Mısır ile İngiltere arasında sınırlı bir bağımsızlık anlaşması imzalanması gündemdeydi. Anlaşma Zağlul’a teklif edildi ama o kısa bir tereddütten sonra reddetti. Şimdi ne olacaktı? Halk sokaklardaydı. Yakıp yıkmalar, şiddet sokaklardaydı. Suikastlar da…
İngilizler çekiliyor
Allenby işin içinden çıkamayınca meseleyi tek taraflı bir bağımsızlık bildirisiyle halletmeyi denedi. İngiliz kabinesinin yarısı istemiyordu bunu ama başka çare kalmamıştı. Bir çeşit yarı bağımsızlık tanıyordu. Bazı sorunlar vardı ama karşılıklı anlaşmalarla çözüme kavuşturulacaktı.
Mısır halkı tam bağımsızlık istiyordu oysa. Memnun olmadıysa da, ehven-i şerre razı oldu. Fuad kral olmuştu, namı I. Fuad’dı artık. İngiliz memurların çoğu gitmişti ama kuvvetleri duruyordu. Mısır’ın kilit noktaları hâlâ İngilizlerin elindeydi. Allenby de makamını koruyordu. Üstelik Mısır’ın içişlerinde söz sahibiydi. Bağımsızlık şeklen sağlanmıştı; onu tam olarak ele geçirmek biraz daha zaman gerektirecekti.
Türkiye’nin bağımsızlığına kavuştuğu, Cumhuriyet’i ilan ettiği ve hilafeti kaldırdığı 1922-1924 aralığında Mısır halkı ateşli bir bağımsızlık mücadelesi yolunda ilerlemekle meşguldü. Grevler, bombalama olayları ve Avrupalılara suikastlar birbirini izliyordu. Sudan da ayaklanmıştı. İngilizlerin Sudan Genel Valisi Kahire’de öldürülünce kriz çıktı. Zağlul 1927’de ölmüş ama geriye Vefd Partisi gibi dinamik bir örgüt bırakmıştı. İktidardayken Kral tarafından görevden alınan parti Mısırlıların umudu olmuştu. General Allenby emekli olmuş, Kral Fuad ölmüştü.
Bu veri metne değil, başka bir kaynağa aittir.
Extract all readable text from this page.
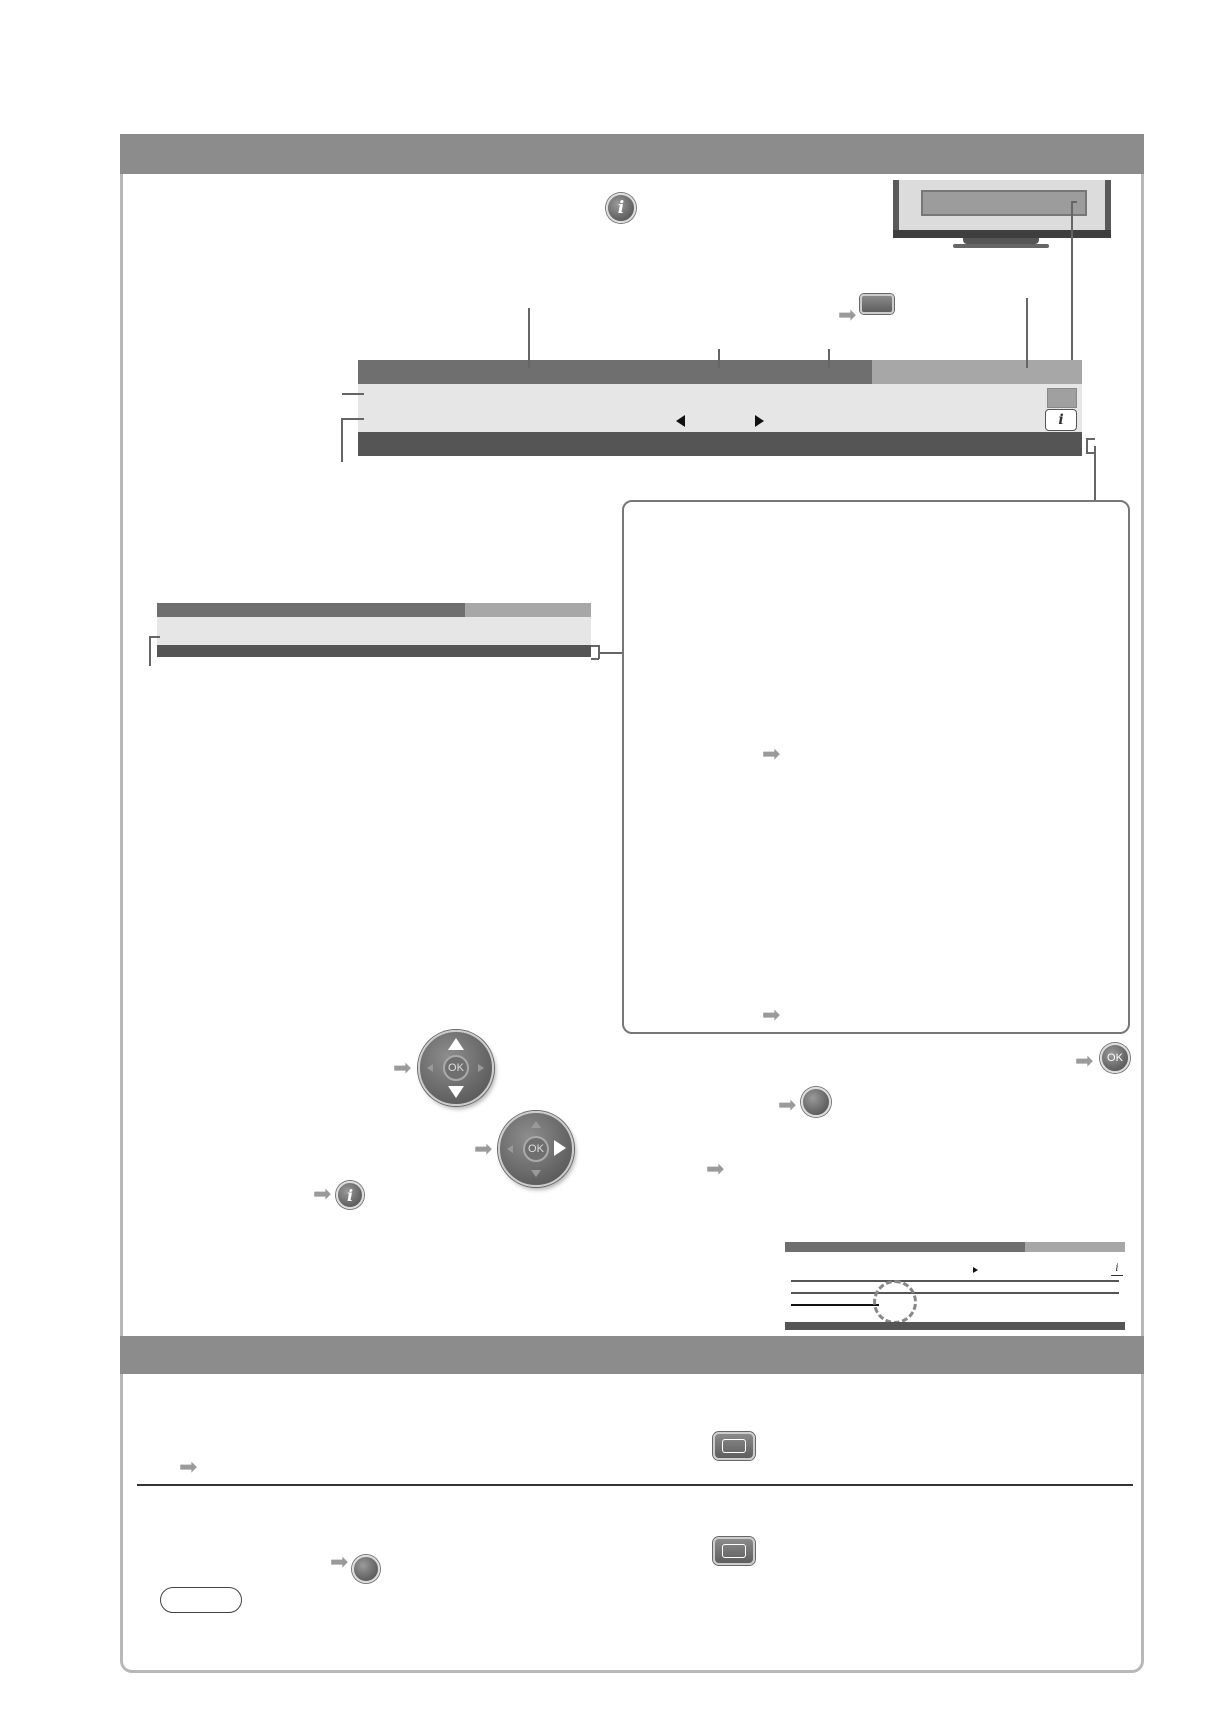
i
➡
i
➡
➡
➡	OK
➡	OK
➡ i
➡ OK
➡
➡
i
➡
➡
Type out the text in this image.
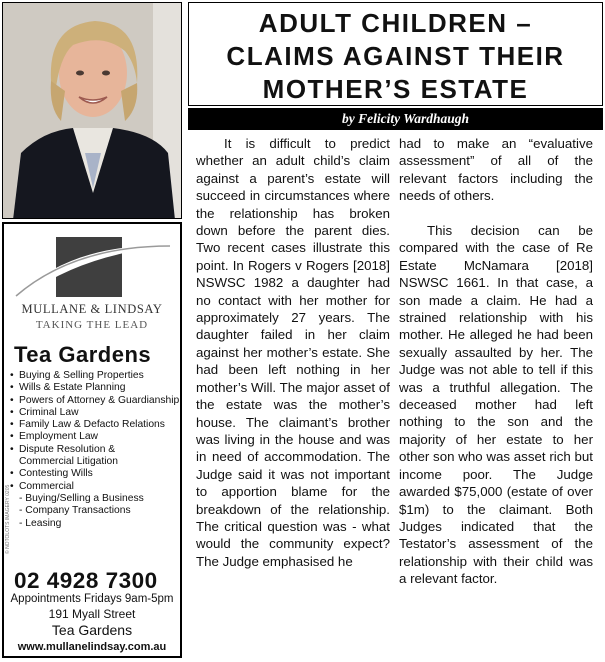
MULLANE & LINDSAY
TAKING THE LEAD
Tea Gardens
• Buying & Selling Properties
• Wills & Estate Planning
• Powers of Attorney & Guardianship
• Criminal Law
• Family Law & Defacto Relations
• Employment Law
• Dispute Resolution &
Commercial Litigation
• Contesting Wills
• Commercial
- Buying/Selling a Business
- Company Transactions
- Leasing
© NOTOLOTS IMAGERY 0205
02 4928 7300
Appointments Fridays 9am-5pm
191 Myall Street
Tea Gardens
www.mullanelindsay.com.au
ADULT CHILDREN –
CLAIMS AGAINST THEIR
MOTHER’S ESTATE
by Felicity Wardhaugh

It is difficult to predict whether an adult child’s claim against a parent’s estate will succeed in circumstances where the relationship has broken down before the parent dies. Two recent cases illustrate this point. In Rogers v Rogers [2018] NSWSC 1982 a daughter had no contact with her mother for approximately 27 years. The daughter failed in her claim against her mother’s estate. She had been left nothing in her mother’s Will. The major asset of the estate was the mother’s house. The claimant’s brother was living in the house and was in need of accommodation. The Judge said it was not important to apportion blame for the breakdown of the relationship. The critical question was - what would the community expect? The Judge emphasised he

had to make an “evaluative assessment” of all of the relevant factors including the needs of others.

This decision can be compared with the case of Re Estate McNamara [2018] NSWSC 1661. In that case, a son made a claim. He had a strained relationship with his mother. He alleged he had been sexually assaulted by her. The Judge was not able to tell if this was a truthful allegation. The deceased mother had left nothing to the son and the majority of her estate to her other son who was asset rich but income poor. The Judge awarded $75,000 (estate of over $1m) to the claimant. Both Judges indicated that the Testator’s assessment of the relationship with their child was a relevant factor.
Tam bağımsızlık mücadelesi bütün hızıyla sürüyordu.
1936 yılında durum değişecek ve İngiltere, bu toprakları İtalya’ya kaptırmamak için bir Mısır-İngiliz Ortak Anlaşması imzalamak zorunda kalacaktı. İngiltere’nin işgali resmen sona ermişti ama bu, İngiliz askerinin Mısır’ı terk etmesi anlamına gelmiyordu. Mısır ordusu kendisini savunabilecek duruma gelinceye kadar kalacak, sonra çekileceklerdi.
İngilizlerin görünüşte devreden çıkmasıyla Mısır’ın geleceği artık milliyetçi Sa’d Zağlul’un Vefd Partisi ile Hasan el-Bennâ’nın kurduğu Müslüman Kardeşler Örgütü arasındaki mücadeleyle belirlenecekti. 1952 yılındaki askerî darbeyle Krallık yıkılıncaya kadar süren mücadele, bundan sonra Nasır’la, Sedat’la ve Mübarek’le mücadele şeklini alacak ve Seyyid Kutub’un idamı gibi karanlık olaylara sahne olacaktı.
Müslüman Kardeşler Tahrir’den iktidar çıkarmıştı ama darbe yumurtlayan bir başka Tahrir gösterisiyle mağdur edildi. Mısır alışıktır ne de olsa darbelere. Bu badireyi de aşacaklarına inancım tam. Tarihleri öyle söylüyor çünkü.